The mortality rate from the pandemic disease is about the same as the seasonal flu, but medical experts fear it could mutate into something more deadly this fall. That's what happened in 1918 when another H1N1 virus, called the Spanish Flu, killed 50 million to 100 million people worldwide.

That flu swept the globe at the same time nations were fighting the First World War. And, like the current disease, younger people were especially prone.

As a result, the 1918 virus was easily transmitted among soldiers living in trenches. And it returned home with them from the front, accelerating the spread of the deadly virus.

When the current pandemic virus was first discovered in Mexico in March, the medical experts here in Kandahar imposed restrictions to keep it outside the base.

People coming into the air field were surveyed for the disease, those who developed suspect symptoms were isolated, and Mexico was banned as a destination for troops on leave.

But those precautions have since been abandoned.

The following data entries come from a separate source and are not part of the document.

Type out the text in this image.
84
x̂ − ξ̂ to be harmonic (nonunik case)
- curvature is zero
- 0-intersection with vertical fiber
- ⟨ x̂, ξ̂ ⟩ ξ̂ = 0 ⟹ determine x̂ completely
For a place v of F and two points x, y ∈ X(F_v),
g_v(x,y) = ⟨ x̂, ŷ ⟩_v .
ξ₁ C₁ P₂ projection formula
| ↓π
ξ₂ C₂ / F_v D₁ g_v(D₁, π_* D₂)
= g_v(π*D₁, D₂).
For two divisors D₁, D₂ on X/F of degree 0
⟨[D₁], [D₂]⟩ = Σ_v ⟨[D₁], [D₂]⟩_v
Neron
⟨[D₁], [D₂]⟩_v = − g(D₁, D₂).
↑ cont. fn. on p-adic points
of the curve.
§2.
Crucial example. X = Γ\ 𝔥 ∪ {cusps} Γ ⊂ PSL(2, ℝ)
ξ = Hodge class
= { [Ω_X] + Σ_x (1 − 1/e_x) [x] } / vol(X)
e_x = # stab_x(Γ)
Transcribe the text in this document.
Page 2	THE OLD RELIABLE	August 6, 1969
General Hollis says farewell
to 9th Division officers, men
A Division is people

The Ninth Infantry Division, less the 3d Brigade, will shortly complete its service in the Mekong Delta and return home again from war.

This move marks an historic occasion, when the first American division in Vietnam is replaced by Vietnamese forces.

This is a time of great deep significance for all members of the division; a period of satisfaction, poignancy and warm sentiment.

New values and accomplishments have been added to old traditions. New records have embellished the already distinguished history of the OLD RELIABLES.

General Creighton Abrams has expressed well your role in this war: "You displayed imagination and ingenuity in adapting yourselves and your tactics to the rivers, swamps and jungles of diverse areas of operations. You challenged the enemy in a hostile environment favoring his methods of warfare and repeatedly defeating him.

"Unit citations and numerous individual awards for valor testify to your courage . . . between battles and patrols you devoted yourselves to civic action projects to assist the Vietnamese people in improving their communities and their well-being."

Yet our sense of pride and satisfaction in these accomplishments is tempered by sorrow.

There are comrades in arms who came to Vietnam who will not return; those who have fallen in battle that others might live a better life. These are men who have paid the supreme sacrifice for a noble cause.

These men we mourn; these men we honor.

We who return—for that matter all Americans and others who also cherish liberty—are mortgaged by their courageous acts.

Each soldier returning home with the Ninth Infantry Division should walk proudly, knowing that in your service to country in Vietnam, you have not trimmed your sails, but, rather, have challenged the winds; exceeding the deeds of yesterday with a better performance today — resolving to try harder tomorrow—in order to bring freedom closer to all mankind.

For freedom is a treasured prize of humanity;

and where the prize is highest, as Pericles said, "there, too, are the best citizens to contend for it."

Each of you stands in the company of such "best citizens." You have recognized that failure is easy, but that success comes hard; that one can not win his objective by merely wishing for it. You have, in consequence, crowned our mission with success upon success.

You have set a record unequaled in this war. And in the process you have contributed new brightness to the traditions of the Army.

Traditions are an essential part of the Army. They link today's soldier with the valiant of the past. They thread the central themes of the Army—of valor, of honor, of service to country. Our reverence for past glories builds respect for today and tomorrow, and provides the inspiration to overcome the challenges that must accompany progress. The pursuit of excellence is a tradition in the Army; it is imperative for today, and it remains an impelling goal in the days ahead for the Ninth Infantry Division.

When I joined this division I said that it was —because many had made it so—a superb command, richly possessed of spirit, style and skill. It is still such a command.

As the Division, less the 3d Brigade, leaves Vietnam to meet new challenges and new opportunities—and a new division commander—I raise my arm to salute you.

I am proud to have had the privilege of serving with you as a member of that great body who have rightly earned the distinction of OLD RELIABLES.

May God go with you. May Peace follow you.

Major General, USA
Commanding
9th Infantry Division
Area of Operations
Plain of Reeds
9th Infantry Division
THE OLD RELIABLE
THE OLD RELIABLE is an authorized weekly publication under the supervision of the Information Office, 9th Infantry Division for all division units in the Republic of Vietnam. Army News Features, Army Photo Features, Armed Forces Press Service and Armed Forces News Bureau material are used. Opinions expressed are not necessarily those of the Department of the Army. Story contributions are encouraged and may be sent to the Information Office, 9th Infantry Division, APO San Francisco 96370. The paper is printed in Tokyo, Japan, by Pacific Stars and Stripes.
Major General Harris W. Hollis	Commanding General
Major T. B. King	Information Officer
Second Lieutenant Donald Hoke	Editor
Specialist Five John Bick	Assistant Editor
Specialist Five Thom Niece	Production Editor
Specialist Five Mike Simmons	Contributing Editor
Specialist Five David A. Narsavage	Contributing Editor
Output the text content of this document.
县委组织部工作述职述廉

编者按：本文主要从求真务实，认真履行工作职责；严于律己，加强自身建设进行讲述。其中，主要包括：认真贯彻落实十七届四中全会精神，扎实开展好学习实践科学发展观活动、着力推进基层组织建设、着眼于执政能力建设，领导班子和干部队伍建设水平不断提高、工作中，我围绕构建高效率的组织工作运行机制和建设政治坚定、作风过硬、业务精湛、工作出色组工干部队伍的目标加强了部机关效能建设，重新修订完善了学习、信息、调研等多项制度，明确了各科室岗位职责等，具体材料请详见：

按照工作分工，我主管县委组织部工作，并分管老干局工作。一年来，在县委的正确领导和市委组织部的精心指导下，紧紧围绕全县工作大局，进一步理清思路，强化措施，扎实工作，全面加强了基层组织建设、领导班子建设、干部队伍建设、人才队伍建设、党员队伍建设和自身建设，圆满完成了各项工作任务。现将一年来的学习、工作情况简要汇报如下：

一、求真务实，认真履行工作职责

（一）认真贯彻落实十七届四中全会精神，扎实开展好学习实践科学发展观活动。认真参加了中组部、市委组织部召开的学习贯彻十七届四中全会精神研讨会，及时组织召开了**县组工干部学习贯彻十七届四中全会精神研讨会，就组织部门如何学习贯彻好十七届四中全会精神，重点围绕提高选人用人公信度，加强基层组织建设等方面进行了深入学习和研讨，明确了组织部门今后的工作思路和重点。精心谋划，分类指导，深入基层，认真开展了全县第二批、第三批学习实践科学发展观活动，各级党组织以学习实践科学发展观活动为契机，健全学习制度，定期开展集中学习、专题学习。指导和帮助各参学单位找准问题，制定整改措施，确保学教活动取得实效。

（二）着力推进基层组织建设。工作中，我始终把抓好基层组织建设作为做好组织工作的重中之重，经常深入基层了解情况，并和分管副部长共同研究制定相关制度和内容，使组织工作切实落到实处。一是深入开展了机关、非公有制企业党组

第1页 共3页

"Once it spread to Canada, the U.S. and Europe and pretty well everywhere else, we got rid of that. So we have been changing the plan," Dr. Wotjyk said.

The base has instead adopted the precautions recommended by the Public Health Agency of Canada - frequent hand-washing and self-isolation for those who fall ill - and Dr. Wotjyk is rewriting the protocols that he will soon submit to the base commander for approval.

Since most of the military personnel share rooms with someone else, roommates will be warned to wear masks if the person in the next bunk falls ill. Mass gatherings may eventually be curtailed. And the education program will be stepped up.

If someone develops symptoms so severe that they require hospitalization, they will be treated at the Role 3 medical facility on the base and then evacuated to their home country. The hospital has a fully equipped intensive unit and can look after influenza patient until they are shipped out.

But "if it really gets nasty, like the Spanish influenza, then we would have to consider some very difficult decisions on who gets the ventilators," Dr. Wotjyk said.

In the meantime, he is not overly worried by the fact that the people living on the base are of the age that has been hardest hit by the virus in Canada.

"Our population is very healthy in the main," Dr. Wotjyk said, "so they would probably be less susceptible to it than people with chronic illness who are the ones that seem to suffer with it the most and the ones who end up dying from it."